Elevating hourly PM2.5 forecasting in Istanbul, Türkiye: Leveraging ERA5 reanalysis and genetic algorithms in a comparative machine learning model analysis
View abstract on PubMed
Summary
This summary is machine-generated.Accurate PM2.5 prediction is crucial for urban air quality management. The Nonlinear Autoregressive with Exogenous Inputs (NARX) model, optimized with a genetic algorithm, demonstrated superior performance in predicting PM2.5 concentrations in Istanbul.
Area Of Science
- Environmental Science
- Data Science
- Urban Planning
Background
- Rapid urbanization and industrialization increase air pollution, posing severe health risks.
- Accurate prediction of fine particulate matter (PM2.5) is essential for effective urban air quality management.
- Istanbul, a densely populated city, faces complex air pollution challenges due to diverse emission sources.
Purpose Of The Study
- To assess and compare the predictive accuracy of various machine learning (ML) models for PM2.5 concentrations in Istanbul.
- To investigate the spatial variability of PM2.5 across different regions of Istanbul using high-resolution data.
- To identify key meteorological, land cover, and vegetation variables influencing PM2.5 concentrations.
Main Methods
- Utilized high-resolution ERA5 reanalysis data for grid-based spatial analysis of Istanbul.

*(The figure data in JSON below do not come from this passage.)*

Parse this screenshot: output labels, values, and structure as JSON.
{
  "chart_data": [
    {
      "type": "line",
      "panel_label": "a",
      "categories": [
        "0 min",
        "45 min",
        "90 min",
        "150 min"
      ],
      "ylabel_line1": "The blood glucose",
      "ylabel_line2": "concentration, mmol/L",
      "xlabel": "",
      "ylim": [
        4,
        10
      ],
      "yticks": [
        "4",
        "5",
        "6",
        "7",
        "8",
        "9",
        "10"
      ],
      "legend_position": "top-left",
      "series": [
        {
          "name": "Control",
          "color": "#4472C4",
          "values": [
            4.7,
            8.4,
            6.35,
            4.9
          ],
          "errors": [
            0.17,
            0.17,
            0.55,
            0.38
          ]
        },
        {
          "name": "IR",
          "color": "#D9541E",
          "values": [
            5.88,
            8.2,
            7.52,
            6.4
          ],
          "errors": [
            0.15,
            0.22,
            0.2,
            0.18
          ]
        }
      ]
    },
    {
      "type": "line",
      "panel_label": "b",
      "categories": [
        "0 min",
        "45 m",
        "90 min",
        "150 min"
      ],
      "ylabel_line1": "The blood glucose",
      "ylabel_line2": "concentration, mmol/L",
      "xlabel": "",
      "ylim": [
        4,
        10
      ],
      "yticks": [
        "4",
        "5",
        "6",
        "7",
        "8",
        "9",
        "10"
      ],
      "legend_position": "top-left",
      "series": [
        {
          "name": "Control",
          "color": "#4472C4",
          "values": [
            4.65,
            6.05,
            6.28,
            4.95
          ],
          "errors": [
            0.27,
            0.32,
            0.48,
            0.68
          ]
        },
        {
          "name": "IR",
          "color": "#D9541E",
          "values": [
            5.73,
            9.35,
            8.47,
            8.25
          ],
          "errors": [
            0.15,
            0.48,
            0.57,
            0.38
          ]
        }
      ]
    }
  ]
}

- Compared Multiple Linear Regression (MLR), Extreme Gradient Boosting (XGBoost), Light Gradient Boosting (LGB), Random Forest (RF), and Nonlinear Autoregressive with Exogenous Inputs (NARX) models.
- Employed genetic algorithm optimization for the NARX model and Neighborhood Component Analysis (NCA) for variable selection.
Main Results
- The NARX model demonstrated superior performance (R-value: 0.89, RMSE: 5.24 μg/m³, MAE: 2.94 μg/m³), outperforming RF, LGB, XGBoost, and MLR.
- PM2.5 prediction accuracy varied seasonally, with better performance in autumn and winter.
- Highest accuracy was observed in Region-1 (R-value: 0.94), while Region-5 showed the lowest (R-value: 0.75).
Conclusions
- The optimized NARX model is robust for predicting PM2.5 in complex urban environments, even with limited monitoring data.
- The methodology offers potential for global application in similar urban air quality management contexts.
- Advanced data analysis techniques are vital for developing targeted pollution control strategies and public health policies.